La mediocridad y la inmoralidad invaden no solamente el territorio de la política, sino, también, el del periodismo, el derecho y la cátedra. Irónicamente, una diversidad que muchas veces cabía en una sola persona, sobre todo, en aquella irrepetible Generación del 900. Luego, continuó con algunas individualidades a lo largo de las siguientes décadas en que se impartían cátedras no solamente dentro de las aulas, sino, y preferentemente, en las cámaras del Congreso de la Nación, los diarios de la época y los altos tribunales de la República. Aquellas bruñidas voces de la memoria ni siquiera reverberan en las ásperas y deslustradas superficies de nuestra triunfante medianidad. Algunos, ni eso. Se zambullen contentos en la corriente anodina y alienante, inconscientes de su propia ignorancia.
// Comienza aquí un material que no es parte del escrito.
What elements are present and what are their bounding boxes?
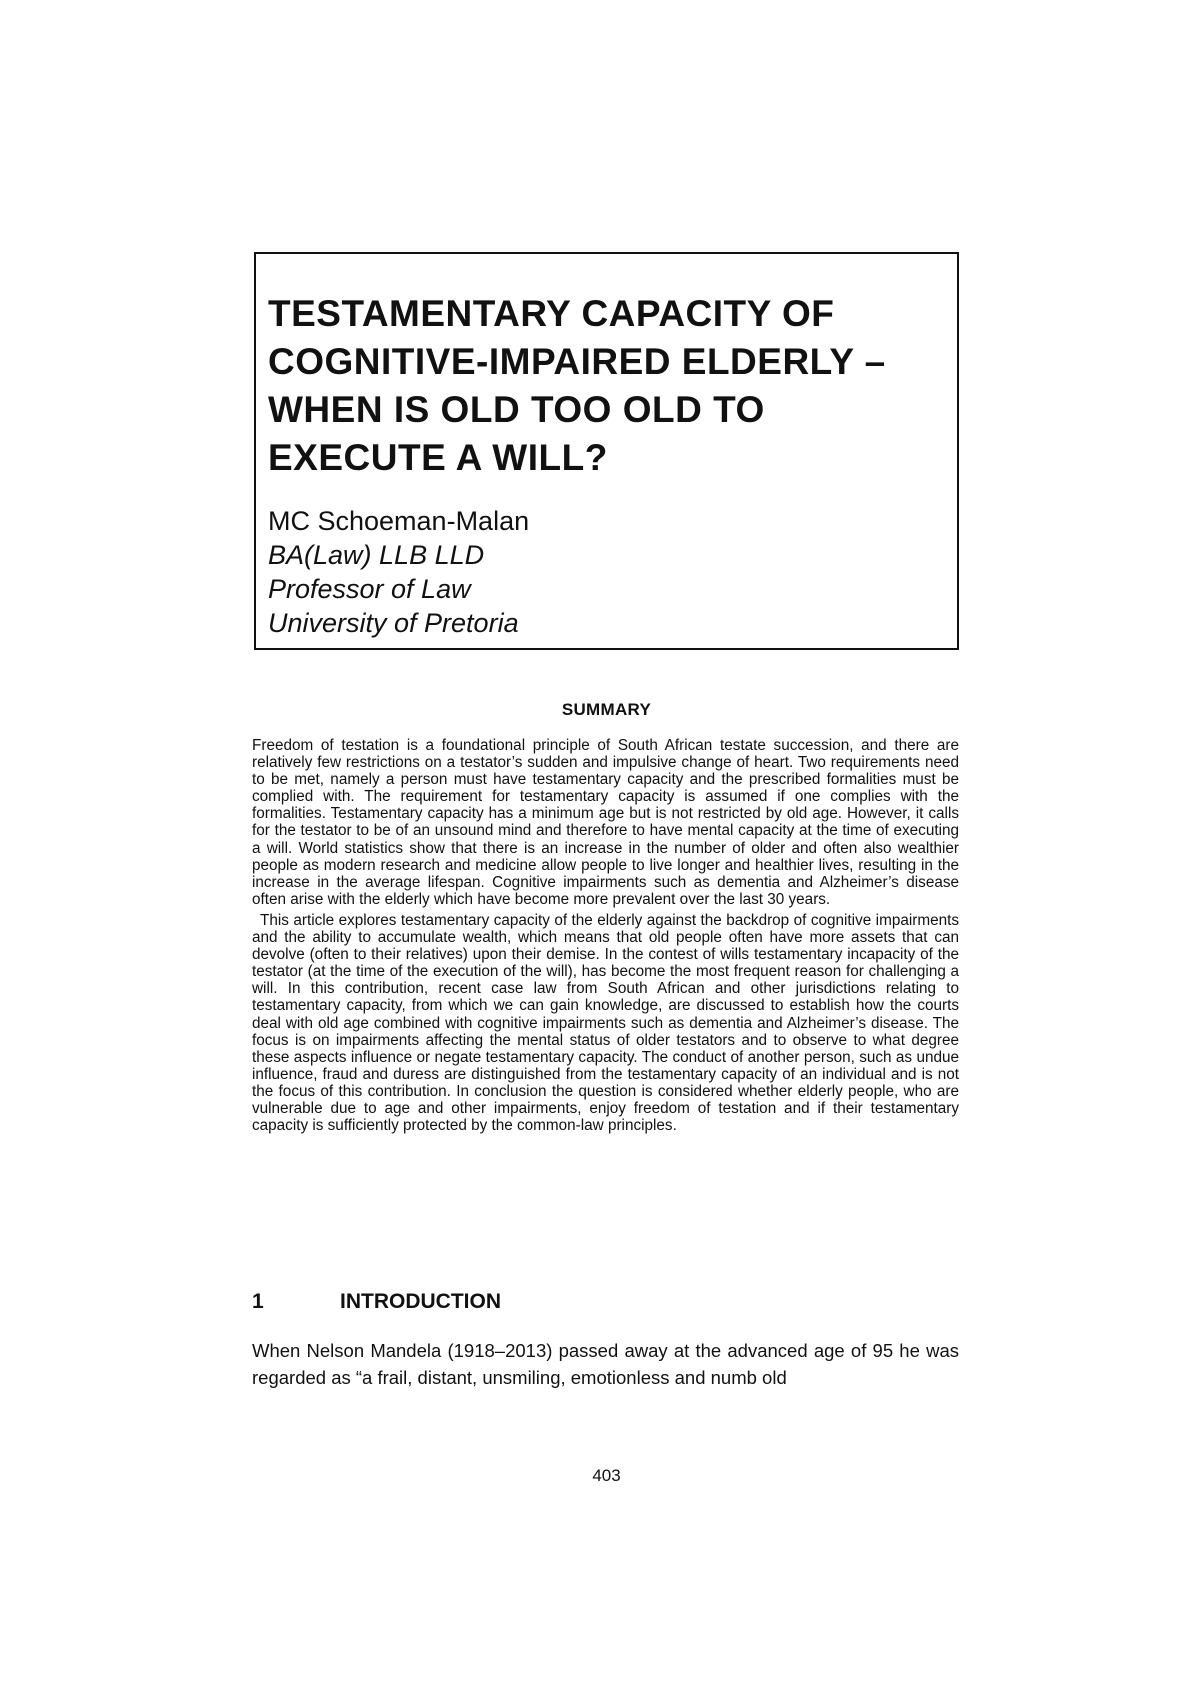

Y no faltan, naturalmente, los que a cualquier precio pretenden imponer su falsa imagen de intelectual. Los que, como dijimos al principio, no poseen las cualidades para forjar sus propias reflexiones críticas. Entonces, no encuentran mejor camino para sus almibaradas poses de traficante de humos que la declamación de textos ajenos como si fueran suyos. Son los portadores del pensamiento sucursalero –expresión que el filósofo latinoamericano (argentino) Enrique Dussel (1934-2023) atribuye a su colega uruguayo, Carlos Pereda–, y que se describe gráficamente como “estar en un lugar y no pensar la realidad y repetir discursos extraños, que ya en esa época (cuatro décadas atrás) llamábamos eurocéntricos (…) Por poner una sucursal se cree algo, pero no hizo más que poner una sucursal, y terminan convirtiendo a un país en sucursal”. Enfermedad que, incluso, afecta a algunos filósofos, concluía. Son los que se limitan a la simple divulgación y no a construir conocimiento.

Un amplio sector de la juventud se dejó absorber por estos malos hábitos. Escogieron la política para trepar y no la educación como una escalera para el ascenso social e intelectual. Algunos, con títulos universitarios formales, se volvieron precoces arribistas y aprendices de corruptos.
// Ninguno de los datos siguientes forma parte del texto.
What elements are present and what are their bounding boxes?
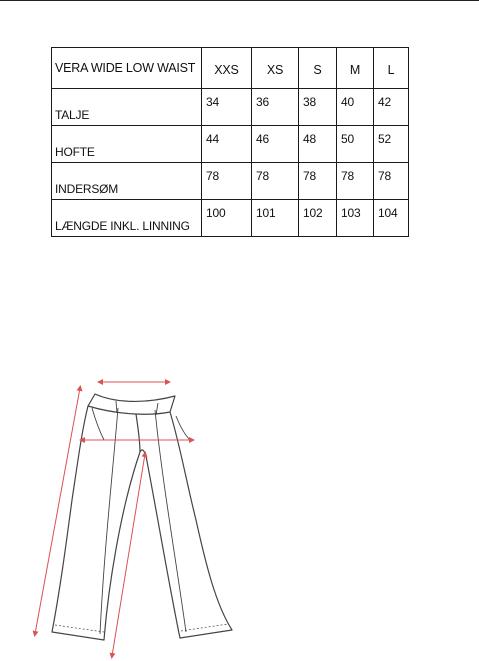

Están para servirse y no para servir. ¿Fuimos condenados por el fatalismo y el infortunio? No lo creo. Sería renunciar a mis propias convicciones, a la esperanza y a lo por-venir. A veces, un tizón es suficiente para encender una gigantesca hoguera revolucionaria de honestidad, democracia sustantiva y justicia social. Aunque, quizás, no me alcancen los años para ver ese tiempo, otras generaciones habrán de reencontrarse con el mérito, el carácter y la virtud (Juan León Mallorquín). Hay que mantener la fe. Buen provecho.